Vitamins B1, B5, and B6: 3 % of the amount needed per day. Watermelon is also high in carotenoids, including beta-carotene and lycopene. In addition, it has citrulline, an essential amino acid for the body.

Benefits for the body

Watermelon is the richest source known so far of the amino acid citrulline. Most of it is found in the white rind that surrounds the pulp.

In your body, citrulline is transformed into the essential amino acid arginine.

Both substances are necessary for the production of nitric oxide (NO), which plays a vital role in the functioning of the cardiovascular system and in maintaining healthy blood pressure. (2)

Arginine is also essential for many organs, such as the lungs, kidneys, liver, and immune system and has been shown to facilitate wound healing.

Also, some studies claim that watermelon juice and arginine intake could improve insulin resistance. (4)

Nitric oxide is of particular importance to athletes. This compound is essential for muscle recovery after exercise and has a positive effect on the transport of oxygen from the blood to the muscles.

In summary, the benefits of watermelon are:

  • Lower blood pressure
  • Prevent insulin resistance
  • Less muscle pain
  • It May help reduce inflammation
  • Hydration

Contraindications and effects on the body

Watermelon is considered a safe fruit for most people. However, some people may experience some side effects from eating them.

Due to the high fructose content, watermelon can cause an allergic reaction in people who cannot digest it or are allergic. This causes symptoms such as upset stomach, bloating, and diarrhea.

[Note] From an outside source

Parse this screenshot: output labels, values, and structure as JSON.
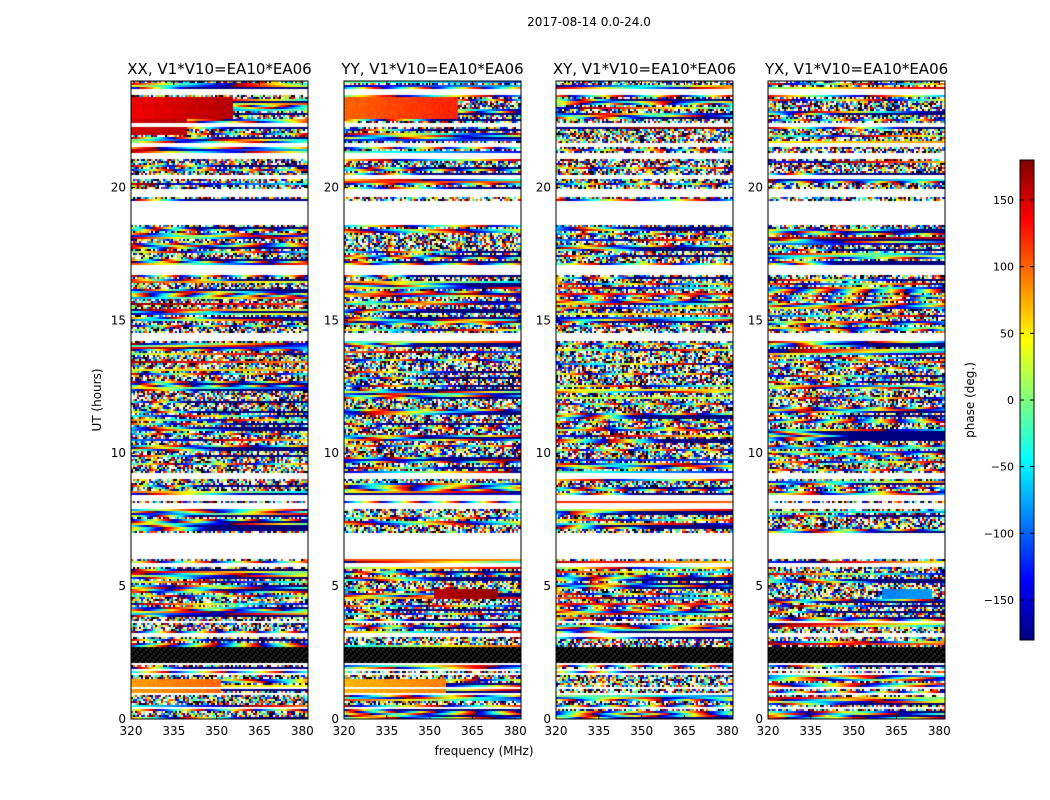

Another contraindication of watermelon is for those allergic to gluten. This can lead to symptoms such as itchy throat, swollen lips, and skin rashes. Eating this fruit is also not recommended if you have irritable bowel syndrome.

Can I eat watermelon if I am diabetic?

For one thing, watermelon has a relatively high glycemic index – 72-80 units. On the other hand, the modest carbohydrate content per 100g provides a low glycemic load of just three units.

So consuming a small amount of watermelon is acceptable even for people with diabetes. However, for diabetics, eating large amounts of watermelon is contraindicated because this could excessively increase blood sugar levels.

Related: Banana – Calories, Carbohydrates, and Other Properties

Does watermelon affect the kidneys?

One of the popular myths about watermelon is that it can positively affect liver and kidney problems and, in particular, help against stones. The rationale is that watermelon has diuretic and laxative properties due to its high water and citrulline content.

Although there is some logic in this statement; citrulline helps remove ammonia from the body, which could help destroy kidney stones; there is no direct scientific evidence of the benefits of watermelon for treating kidney diseases such as urolithiasis.


Watermelon is a delicious berry fruit with excellent properties and health benefits.

It is high in water which helps hydrate, and also contains the amino acid citrulline, an essential nutrient for the cardiovascular and muscular system.

Additionally, watermelon is low in calories, vitamin C, and other antioxidant nutrients that can help keep you healthy.